Y cuando Pierre iba a cortar:
¡Oiga, profesor, un momento!
—Diga.
—Todo no van a ser malas noticias...
¿Sabe que me comunican del Midi que la fermentación alcohólica vuelve a
aparecer?
Pierre sonrió.
¡Es una excelente noticia, señor Dupré, una
excelente noticia!
Y colgó.
EPÍLOGO
CLAUDE penetró en la terraza y se
acercó silenciosamente a la pareja.
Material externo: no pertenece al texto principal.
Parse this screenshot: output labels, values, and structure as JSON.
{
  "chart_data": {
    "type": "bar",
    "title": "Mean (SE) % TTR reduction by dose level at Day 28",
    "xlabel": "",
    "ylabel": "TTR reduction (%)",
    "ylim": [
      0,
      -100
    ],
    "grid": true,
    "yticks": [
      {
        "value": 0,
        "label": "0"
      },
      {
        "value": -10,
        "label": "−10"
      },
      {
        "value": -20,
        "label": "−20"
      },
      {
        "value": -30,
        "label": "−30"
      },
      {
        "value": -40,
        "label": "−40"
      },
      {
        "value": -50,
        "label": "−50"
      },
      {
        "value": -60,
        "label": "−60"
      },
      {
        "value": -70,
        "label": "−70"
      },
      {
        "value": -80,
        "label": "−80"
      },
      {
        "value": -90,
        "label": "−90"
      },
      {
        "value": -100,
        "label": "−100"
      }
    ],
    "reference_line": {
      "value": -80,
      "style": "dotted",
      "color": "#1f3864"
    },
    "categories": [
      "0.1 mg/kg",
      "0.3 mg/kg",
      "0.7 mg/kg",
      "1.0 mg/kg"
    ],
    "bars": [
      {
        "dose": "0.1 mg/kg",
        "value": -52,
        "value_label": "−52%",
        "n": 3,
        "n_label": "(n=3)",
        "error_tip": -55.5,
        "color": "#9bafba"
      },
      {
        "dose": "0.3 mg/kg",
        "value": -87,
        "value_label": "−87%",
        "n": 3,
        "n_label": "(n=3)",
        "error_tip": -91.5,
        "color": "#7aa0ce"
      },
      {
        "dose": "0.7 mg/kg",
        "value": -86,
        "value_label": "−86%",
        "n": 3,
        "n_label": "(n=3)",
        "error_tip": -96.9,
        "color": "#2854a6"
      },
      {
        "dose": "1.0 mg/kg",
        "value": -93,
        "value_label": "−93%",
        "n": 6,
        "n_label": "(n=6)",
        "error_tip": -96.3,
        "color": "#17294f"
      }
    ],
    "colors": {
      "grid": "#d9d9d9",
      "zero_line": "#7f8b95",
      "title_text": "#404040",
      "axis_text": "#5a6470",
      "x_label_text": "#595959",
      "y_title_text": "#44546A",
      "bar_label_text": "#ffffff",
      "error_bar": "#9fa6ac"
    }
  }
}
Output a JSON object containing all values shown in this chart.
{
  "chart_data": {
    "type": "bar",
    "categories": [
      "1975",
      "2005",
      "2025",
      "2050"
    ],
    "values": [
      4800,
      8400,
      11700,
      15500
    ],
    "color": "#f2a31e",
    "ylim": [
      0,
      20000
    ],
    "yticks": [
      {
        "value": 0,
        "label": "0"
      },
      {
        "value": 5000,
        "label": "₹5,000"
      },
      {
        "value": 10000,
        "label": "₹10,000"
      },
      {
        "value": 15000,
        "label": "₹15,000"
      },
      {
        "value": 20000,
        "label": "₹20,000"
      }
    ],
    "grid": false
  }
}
Pero cuando consideraba haberlo logrado,
un gruñido le detuvo.
—¡Maldita sea! ¡Yo que quería
sorprenderos!
Pierre y Elianne le miraron sonriendo.
—¡Ven aquí, «Loyal»! —ordenó Fronsard.
Claude se sentó junto a la pareja.
—¿Qué tal ese viaje de novios, Elianne?
—¡Formidable! La verdad es que lo hemos
pasado muy bien... ¿Sabes dónde hemos ido?
—No.
—¡A España!
—¿A España?
—Sí. Barcelona, Madrid, Valencia y,
sobre todo, Andalucía, lo más bonito que vimos jamás.
Claude frunció el entrecejo.
—¿No... exageráis?
Pierre sonrió y alargando una botella
que había sobre la mesa:
—¡Prueba eso!
—¿Qué es?
—¡Pruébalo!
Claude obedeció, chasqueando
glotonamente la lengua.
—¡Maravilloso!
—Vino de Jerez, amigo mío... ¡Y pensar
en la jugarreta que nos hicieron aquellos bichos...! Aquí, en ese vaso, tienes
Andalucía entera y, sobre todo, como dicen por allá... ¡sol embotellado!